La película, a su manera, no hace más que reproducir, desde su fría peculiaridad, el mismo escalofrío que películas recientes como 'The act of killing', de Joshua Oppenheimer, o buena parte de la filmografía del camboyano Rithy Panh. La inconsciencia de la maldad del verdugo es incorporada a la brutalidad de la imagen con una exactitud helada. Da igual que sea en Indonesia, Camboya o el corazón de Europa. Los perpetradores permanecen ajenos al peso de sus actos salvajes, por vulgares. Y en la normalidad, en la proximidad, se adivina el peligro.
"La moral está muerta, somos una sociedad de élite donde todo está permitido", se escucha en 'La caída de los dioses', de Luchino Visconti. ¿Y si la culpa fuera un simple instrumento de poder, el peor de todos?, se pregunta Liliana Cavani en 'Portero de noche'. ¿Y si el misterio del nazismo se escondiera en el rigor de un mecanismo totalitario que liga a la religión con cualquier creencia de aliento fundamentalista?, propone Michael Haneke en ese drama sin culpables, esa fábula histórica sin moraleja, esa cinta de fantasmas sin fantasmas, esa disección del abismo que es 'La cinta blanca'. "El error es pensar que la respuesta está fuera", afirma quizá enigmática Vanessa Lapa.

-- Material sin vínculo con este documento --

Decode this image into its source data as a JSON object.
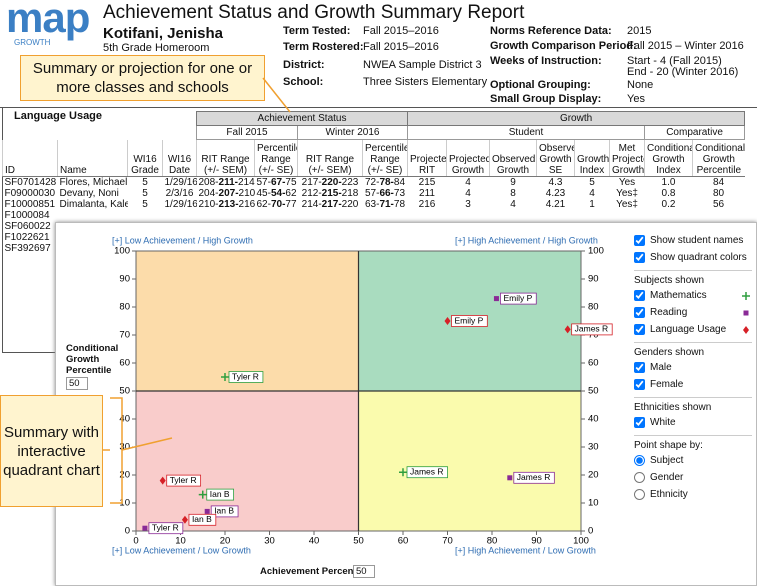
{
  "header": {
    "logo": "map",
    "logo_sub": "GROWTH",
    "title": "Achievement Status and Growth Summary Report",
    "student": "Kotifani, Jenisha",
    "group": "5th Grade Homeroom",
    "fields_left": [
      {
        "label": "Term Tested:",
        "value": "Fall 2015–2016"
      },
      {
        "label": "Term Rostered:",
        "value": "Fall 2015–2016"
      },
      {
        "label": "District:",
        "value": "NWEA Sample District 3"
      },
      {
        "label": "School:",
        "value": "Three Sisters Elementary"
      }
    ],
    "fields_right": [
      {
        "label": "Norms Reference Data:",
        "value": "2015"
      },
      {
        "label": "Growth Comparison Period:",
        "value": "Fall 2015 – Winter 2016"
      },
      {
        "label": "Weeks of Instruction:",
        "value": "Start - 4 (Fall 2015)",
        "value2": "End - 20 (Winter 2016)"
      },
      {
        "label": "Optional Grouping:",
        "value": "None"
      },
      {
        "label": "Small Group Display:",
        "value": "Yes"
      }
    ]
  },
  "callouts": [
    "Summary or projection for one or more classes and schools",
    "Summary with interactive quadrant chart"
  ],
  "table": {
    "subject": "Language Usage",
    "groups": [
      "Achievement Status",
      "Growth"
    ],
    "subgroups": [
      "Fall 2015",
      "Winter 2016",
      "Student",
      "Comparative"
    ],
    "columns": [
      "ID",
      "Name",
      "WI16 Grade",
      "WI16 Date",
      "RIT Range (+/- SEM)",
      "Percentile Range (+/- SE)",
      "RIT Range (+/- SEM)",
      "Percentile Range (+/- SE)",
      "Projected RIT",
      "Projected Growth",
      "Observed Growth",
      "Observed Growth SE",
      "Growth Index",
      "Met Projected Growth",
      "Conditional Growth Index",
      "Conditional Growth Percentile"
    ],
    "rows": [
      [
        "SF0701428",
        "Flores, Michael S.",
        "5",
        "1/29/16",
        "208-211-214",
        "57-67-75",
        "217-220-223",
        "72-78-84",
        "215",
        "4",
        "9",
        "4.3",
        "5",
        "Yes",
        "1.0",
        "84"
      ],
      [
        "F09000030",
        "Devany, Noni",
        "5",
        "2/3/16",
        "204-207-210",
        "45-54-62",
        "212-215-218",
        "57-66-73",
        "211",
        "4",
        "8",
        "4.23",
        "4",
        "Yes‡",
        "0.8",
        "80"
      ],
      [
        "F10000851",
        "Dimalanta, Kaleigha",
        "5",
        "1/29/16",
        "210-213-216",
        "62-70-77",
        "214-217-220",
        "63-71-78",
        "216",
        "3",
        "4",
        "4.21",
        "1",
        "Yes‡",
        "0.2",
        "56"
      ]
    ],
    "more_ids": [
      "F1000084",
      "SF060022",
      "F1022621",
      "SF392697"
    ]
  },
  "quadrant_chart": {
    "type": "scatter",
    "xlabel": "Achievement Percentile",
    "ylabel": "Conditional Growth Percentile",
    "xlim": [
      0,
      100
    ],
    "ylim": [
      0,
      100
    ],
    "xticks": [
      0,
      10,
      20,
      30,
      40,
      50,
      60,
      70,
      80,
      90,
      100
    ],
    "yticks": [
      0,
      10,
      20,
      30,
      40,
      50,
      60,
      70,
      80,
      90,
      100
    ],
    "x_split": 50,
    "y_split": 50,
    "quadrant_labels": [
      "[+] Low Achievement / High Growth",
      "[+] High Achievement / High Growth",
      "[+] Low Achievement / Low Growth",
      "[+] High Achievement / Low Growth"
    ],
    "quadrant_colors": [
      "#fcdcaa",
      "#a9dcbf",
      "#f9cccb",
      "#fafbad"
    ],
    "series": [
      {
        "name": "Mathematics",
        "color": "#2e9e3e",
        "shape": "plus",
        "points": [
          {
            "label": "Tyler R",
            "x": 20,
            "y": 55
          },
          {
            "label": "James R",
            "x": 60,
            "y": 21
          },
          {
            "label": "Ian B",
            "x": 15,
            "y": 13
          }
        ]
      },
      {
        "name": "Reading",
        "color": "#8a2a96",
        "shape": "square",
        "points": [
          {
            "label": "Emily P",
            "x": 81,
            "y": 83
          },
          {
            "label": "James R",
            "x": 84,
            "y": 19
          },
          {
            "label": "Ian B",
            "x": 16,
            "y": 7
          },
          {
            "label": "Tyler R",
            "x": 2,
            "y": 1
          }
        ]
      },
      {
        "name": "Language Usage",
        "color": "#d62027",
        "shape": "diamond",
        "points": [
          {
            "label": "Emily P",
            "x": 70,
            "y": 75
          },
          {
            "label": "James R",
            "x": 97,
            "y": 72
          },
          {
            "label": "Tyler R",
            "x": 6,
            "y": 18
          },
          {
            "label": "Ian B",
            "x": 11,
            "y": 4
          }
        ]
      }
    ],
    "controls": {
      "show_names": {
        "label": "Show student names",
        "checked": true
      },
      "show_colors": {
        "label": "Show quadrant colors",
        "checked": true
      },
      "subjects_title": "Subjects shown",
      "genders_title": "Genders shown",
      "genders": [
        {
          "label": "Male",
          "checked": true
        },
        {
          "label": "Female",
          "checked": true
        }
      ],
      "ethnicities_title": "Ethnicities shown",
      "ethnicities": [
        {
          "label": "White",
          "checked": true
        }
      ],
      "shape_title": "Point shape by:",
      "shape_options": [
        "Subject",
        "Gender",
        "Ethnicity"
      ],
      "shape_selected": 0
    }
  }
}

A medida que las distintas fases del Holocausto se hagan presentes en la correspondencia de Himmler crece el asco, la náusea. Y lo hace porque nada se mueve en la tranquilidad de una escritura amorosa, feliz, inconsciente, que vive completamente extraña a la brutalidad que esconde. No hay culpa, no hay ensañamiento. "Me voy a Auschwitz, de sábado a martes estaremos en los campos de la muerte para probar un nuevo e interesante método de ejecución. Besos", dice. Y lo dice con la mayor tranquilidad, sin doblar un ápice, un solo gesto de la caligrafía. Por aquel entonces, una de las mayores preocupaciones de las SS era remediar las secuelas psicológicas entre los soldados de los asesinatos en masa. El general Von dem Bach le relata los padeceres de los oficiales que sufren alucinaciones "con el intestino detenido por culpa del opio" ingerido para soportar aquello. A Himmler todo eso le es ajeno. «Me duele el estómago. Muchos en el Este sufren lo mismo», se limita a señalar en una de sus detalladas misivas.
Para el verano de 1942, el mismo año en el que Himmler empieza a mantener una relación con Hedwig Potthast, la Solución Final es ya un hecho. El líder cada vez más poderoso de las SS puede incendiar telegramas de amor a su Conejito (como llama a su amante) a la vez que describe puntillosamente los logros: "Tenemos el deber de asesinar a aquellos que quieren acabar con nuestro pueblo. Pero no tenemos el derecho a enriquecernos con un simple cigarrillo, reloj, abrigo... con nada de ellos". El hombre decente.
¿Qué tipo de persona era Himmler? "No soy un hombre cruel o vengativo. Me tomo con placer mis deberes. Por otro lado, tengo nervios templados y un gran sentido del deber. Si veo que algo es necesario, lo ejecuto sin ningún tipo de compromiso", responde él mismo. "La suya es la respuesta de un hombre normal", comenta la directora. Pero... ¿qué es eso de la normalidad?